DiAMoNDBack: Diffusion-denoising Autoregressive Model for Non-Deterministic Backmapping of Cα Protein Traces
A transferable approach for backmapping generic Cα protein traces using Denoising Diffusion Probabilistic Models (DDPMs).
The DDPM models contained herein are adapted from the implementation by /~https://github.com/lucidrains/denoising-diffusion-pytorch, borrowing also from some changes to this implementation by /~https://github.com/tiwarylab/DDPM_REMD.
The environment file provided at env.yml
can be used to create the DiffBack
environment with:
$ conda env create -f env.yml
The environment can then be activated with:
$ conda activate diffback
Inference can be performed using a pre-trained or user-trained model via the run_eval.py
script. To use one of our pre-trained model, specify PDB or PDB_DES-FT in the --training_set
argument.

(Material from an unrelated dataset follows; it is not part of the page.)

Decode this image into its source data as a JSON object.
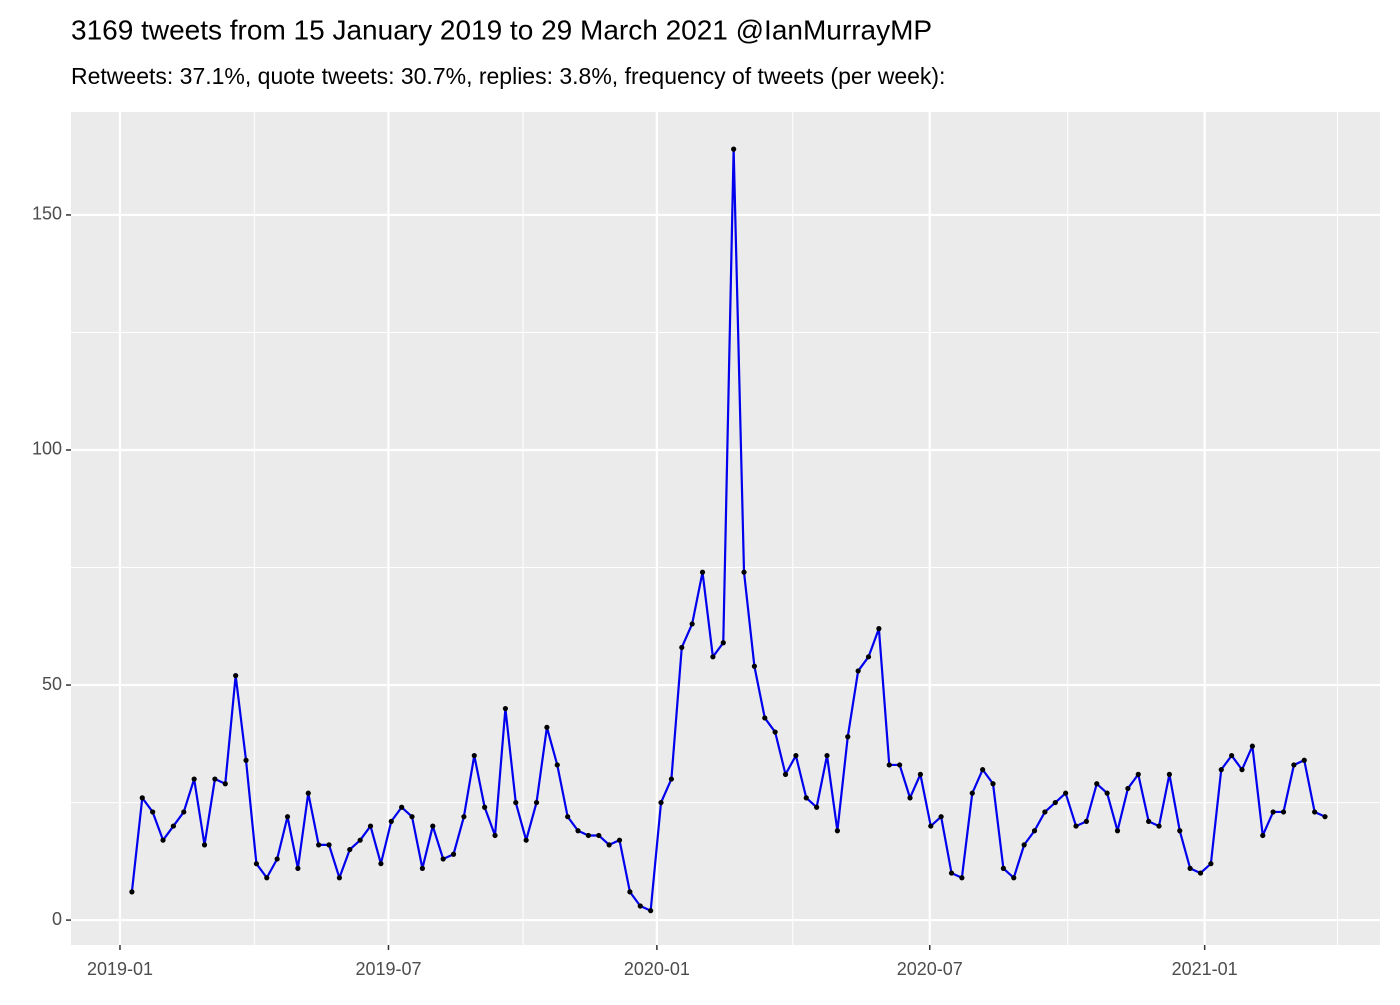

Users can reference custom models based on the name of the training set and hyperparameter values. The trajectory stride as well as the number of distinct generated replicas can also be specified. Several examples are shown below referencing models and data sets used in the paper:
To backmap the PDB test data using the PDB-trained model:
$ python run_eval.py --training_set PDB --data_type aa --pdb_dir ../data/PDB_test_pdbs/
Backmapping the D.E Shaw MD simulation data is also possible assuming the train/test data has been downloaded from Zenodo (see Data splits
section below):
To backmap the DES test set using the DES-finetuned model:
python run_eval.py --training_set PDB_DES-FT --data_type aa --pdb_dir ../data/all_train_test_pdbs/DES_test
Same as above, but use a stride of 100 and generate 3 distinct samples per frame:
python run_eval.py --training_set PDB_DES-FT --data_type aa --pdb_dir ../data/all_train_test_pdbs/DES_test --n_samples 3 --stride 100
We provide the functionality to train DDPM backmapping models both from scratch and fine-tune pre-trained models. We recommend fine-tuning models starting from the pre-trained model provided in pre_trained_models/PDB_trained
. This pre-trained model was trained on 65k+ PDB structures and serves as a good starting point for building bespoke backmapping models on possibly small amounts of available atomistic data.

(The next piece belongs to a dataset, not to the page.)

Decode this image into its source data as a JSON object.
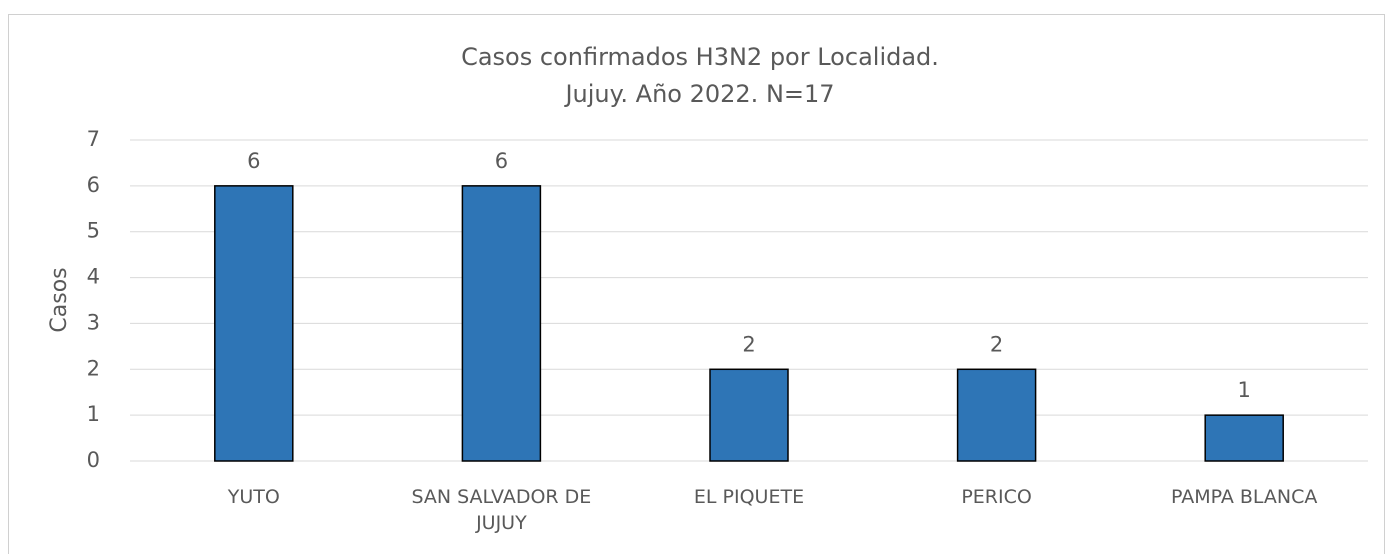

To fine-tune begin with compiling a directory containing atomistic PDB structures that will be used for fine-tuning, for example in data/train_pdbs
. Then, with the environment activated, navigate to the scripts directory and execute the training script specifying the pre-trained model path for fine-tuning. Specifying PDB or PDB_DES-FT will begin fine-tuning respectively from the PDB-trained or DES-finetuned models discussed in the paper. To fine-tune on a new model, specify the full model path in the finetune argument.
$ cd scripts
$ python train.py --pdb_dir ../data/train_pdbs/ --save_name test_run --finetune PDB
The model will begin training and periodically output checkpoints to a ./trained_models/train_{save_name}
directory. The argument provided to --pdb_dir
should be a directory containing PDB files that will by default be processed for featurization and saved to data/processed_features
. As featurization can become costly for large quantities of structures, this preprocessing step can be skipped by providing the --run_preprocess 0
flag in which case the existing feature files with the associated save_name
contained in data/processed_features
will be used.
Inference can then be performed using these fine-tuned models using the inference scripts:
$ python run_eval.py --training_set test_run --data_type aa --pdb_dir ../data/PDB_test_pdbs/
With a directory containing PDB structures that will be used for training, for example in data/train_pdbs
, the same training script as for fine-tuning can be run simply without the --finetune
argument:
$ cd scripts
$ python train.py --pdb_dir ../data/train_pdbs/ --save_name test_run
Model checkpoints will start saving to a ./trained_models/train_{save_name}
directory, with the same options for handling feature preprocessing available for training from scratch as discussed in the fine-tuning routines.
Training and evaluation splits in pdb format for all data used to train and test the models presented in the paper are available for download via Zenodo.